In general, you want to pay more for senior staff, less for junior staff, and almost nothing for overhead. Our consultancy
has a model where we can make money selling the time of very senior consultants for about $600 an hour. We make this affordable
to clients by not giving lots of work to junior staff who have to figure it out on the job—it costs less to pay for three
hours at $600 than 20 hours at $150. Many of the things that junior agency staff know how to do (bulk e-mailing, for example)
can be done more cheaply and more efficiently by administrative staff or contractors. In an age of virtual teams, agencies
do not need slick offices in big cities; if they still have them, you're footing the bill—the more opulent the meeting room,
the less senior staff time you will get.
Review progress on each contract at a meeting every quarter—follow it with a quick e-mail restating what you are happy with
and what you're not. The former will motivate the team; the latter will help them get better. If one task is going wrong,
assign it to someone else. When you need to change the task, change the agreement. This does not need to be a big legal amendment,
just an e-mail setting out which of your expectations have changed and what the implications are for the budget, including
due dates, deliverables, etc. (Or get them to confirm these changes back to you.) If you want their blue sky thinking, add
a contract line for "ad hoc counsel." Make sure that you get monthly reports on how far they have progressed toward their
targets, and how much they've spent.
7 Name the team in the agreement.

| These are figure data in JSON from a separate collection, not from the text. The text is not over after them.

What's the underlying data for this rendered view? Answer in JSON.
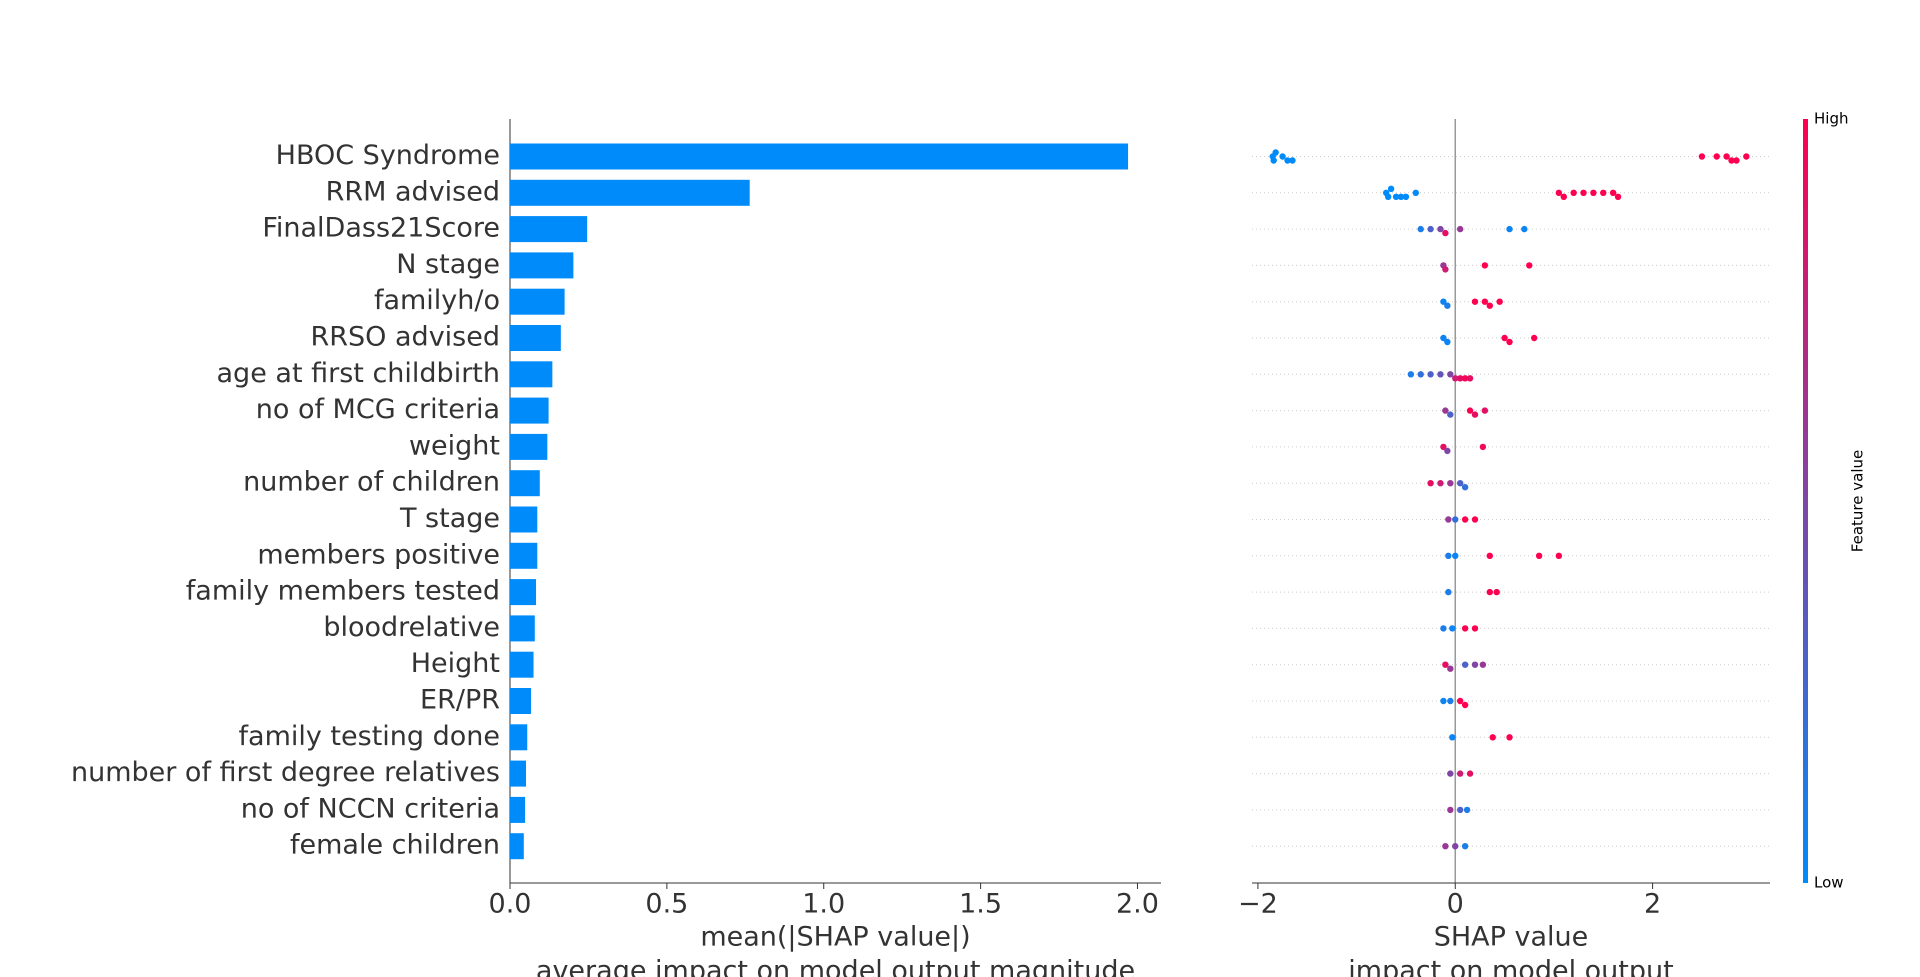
{
  "chart_data": [
    {
      "type": "bar",
      "orientation": "horizontal",
      "categories": [
        "HBOC Syndrome",
        "RRM advised",
        "FinalDass21Score",
        "N stage",
        "familyh/o",
        "RRSO advised",
        "age at first childbirth",
        "no of MCG criteria",
        "weight",
        "number of children",
        "T stage",
        "members positive",
        "family members tested",
        "bloodrelative",
        "Height",
        "ER/PR",
        "family testing done",
        "number of first degree relatives",
        "no of NCCN criteria",
        "female children"
      ],
      "values": [
        1.97,
        0.764,
        0.246,
        0.202,
        0.174,
        0.162,
        0.135,
        0.123,
        0.119,
        0.095,
        0.087,
        0.087,
        0.083,
        0.079,
        0.075,
        0.067,
        0.055,
        0.051,
        0.048,
        0.044
      ],
      "color": "#008bfb",
      "xlim": [
        0,
        2.075
      ],
      "xticks": [
        {
          "value": 0,
          "label": "0.0"
        },
        {
          "value": 0.5,
          "label": "0.5"
        },
        {
          "value": 1,
          "label": "1.0"
        },
        {
          "value": 1.5,
          "label": "1.5"
        },
        {
          "value": 2,
          "label": "2.0"
        }
      ],
      "xlabel": [
        "mean(|SHAP value|)",
        "average impact on model output magnitude"
      ]
    },
    {
      "type": "beeswarm",
      "low_color": "#008bfb",
      "high_color": "#ff0051",
      "xlim": [
        -2.06,
        3.19
      ],
      "xticks": [
        {
          "value": -2,
          "label": "−2"
        },
        0,
        2
      ],
      "xlabel": [
        "SHAP value",
        "impact on model output"
      ],
      "colorbar": {
        "label": "Feature value",
        "high": "High",
        "low": "Low"
      },
      "rows": [
        {
          "x": [
            -1.85,
            -1.84,
            -1.82,
            -1.75,
            -1.7,
            -1.65,
            2.5,
            2.65,
            2.75,
            2.8,
            2.85,
            2.95
          ],
          "feature_value": [
            0,
            0,
            0,
            0,
            0,
            0,
            1,
            1,
            1,
            1,
            1,
            1
          ]
        },
        {
          "x": [
            -0.7,
            -0.68,
            -0.65,
            -0.6,
            -0.55,
            -0.5,
            -0.4,
            1.05,
            1.1,
            1.2,
            1.3,
            1.4,
            1.5,
            1.6,
            1.65
          ],
          "feature_value": [
            0,
            0,
            0,
            0,
            0,
            0,
            0,
            1,
            1,
            1,
            1,
            1,
            1,
            1,
            1
          ]
        },
        {
          "x": [
            -0.35,
            -0.25,
            -0.15,
            -0.1,
            0.05,
            0.55,
            0.7
          ],
          "feature_value": [
            0.1,
            0.3,
            0.5,
            0.9,
            0.6,
            0.05,
            0.05
          ]
        },
        {
          "x": [
            -0.12,
            -0.1,
            0.3,
            0.75
          ],
          "feature_value": [
            0.6,
            0.8,
            1,
            1
          ]
        },
        {
          "x": [
            -0.12,
            -0.08,
            0.2,
            0.3,
            0.35,
            0.45
          ],
          "feature_value": [
            0.05,
            0.1,
            1,
            1,
            1,
            1
          ]
        },
        {
          "x": [
            -0.12,
            -0.08,
            0.5,
            0.55,
            0.8
          ],
          "feature_value": [
            0.05,
            0.05,
            1,
            1,
            1
          ]
        },
        {
          "x": [
            -0.45,
            -0.35,
            -0.25,
            -0.15,
            -0.05,
            0.0,
            0.05,
            0.1,
            0.15
          ],
          "feature_value": [
            0.1,
            0.2,
            0.3,
            0.4,
            0.5,
            0.8,
            0.9,
            0.95,
            0.9
          ]
        },
        {
          "x": [
            -0.1,
            -0.05,
            0.15,
            0.2,
            0.3
          ],
          "feature_value": [
            0.6,
            0.3,
            1,
            0.9,
            0.9
          ]
        },
        {
          "x": [
            -0.12,
            -0.08,
            0.28
          ],
          "feature_value": [
            0.9,
            0.5,
            0.95
          ]
        },
        {
          "x": [
            -0.25,
            -0.15,
            -0.05,
            0.05,
            0.1
          ],
          "feature_value": [
            0.9,
            0.8,
            0.6,
            0.3,
            0.2
          ]
        },
        {
          "x": [
            -0.07,
            0.0,
            0.1,
            0.2
          ],
          "feature_value": [
            0.6,
            0.2,
            1,
            1
          ]
        },
        {
          "x": [
            -0.07,
            0.0,
            0.35,
            0.85,
            1.05
          ],
          "feature_value": [
            0.1,
            0.05,
            1,
            1,
            1
          ]
        },
        {
          "x": [
            -0.07,
            0.35,
            0.42
          ],
          "feature_value": [
            0.1,
            1,
            1
          ]
        },
        {
          "x": [
            -0.12,
            -0.03,
            0.1,
            0.2
          ],
          "feature_value": [
            0.1,
            0.05,
            1,
            1
          ]
        },
        {
          "x": [
            -0.1,
            -0.05,
            0.1,
            0.2,
            0.28
          ],
          "feature_value": [
            0.9,
            0.6,
            0.3,
            0.5,
            0.6
          ]
        },
        {
          "x": [
            -0.12,
            -0.05,
            0.05,
            0.1
          ],
          "feature_value": [
            0.05,
            0.1,
            1,
            1
          ]
        },
        {
          "x": [
            -0.03,
            0.38,
            0.55
          ],
          "feature_value": [
            0.05,
            1,
            1
          ]
        },
        {
          "x": [
            -0.05,
            0.05,
            0.15
          ],
          "feature_value": [
            0.5,
            0.8,
            0.9
          ]
        },
        {
          "x": [
            -0.05,
            0.05,
            0.12
          ],
          "feature_value": [
            0.6,
            0.3,
            0.1
          ]
        },
        {
          "x": [
            -0.1,
            0.0,
            0.1
          ],
          "feature_value": [
            0.6,
            0.5,
            0.1
          ]
        }
      ]
    }
  ]
}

Set out which individual will do what sorts of work—the young man with acne will probably do a very good job on meeting reports,
but you want the superstar for your ad hoc counsel budget line. Be clear about who your day-to-day contact will be. Spend
time with him or her one-on-one before you agree to the contact. It's not a guarantee about who will actually do the work,
but it does make clear the expectations. When a significant person leaves, retain the right to end the contract within a reasonable
notice period. This will enrage the agency, but is a perfectly fair request—the chances are you hired one or two people who
wowed you, not some long-retired founder's vision.
Most of all, remember my friend David's key point: If we make a decision to treat one another with respect and honesty, all
sorts of unlikely alliances will work beautifully.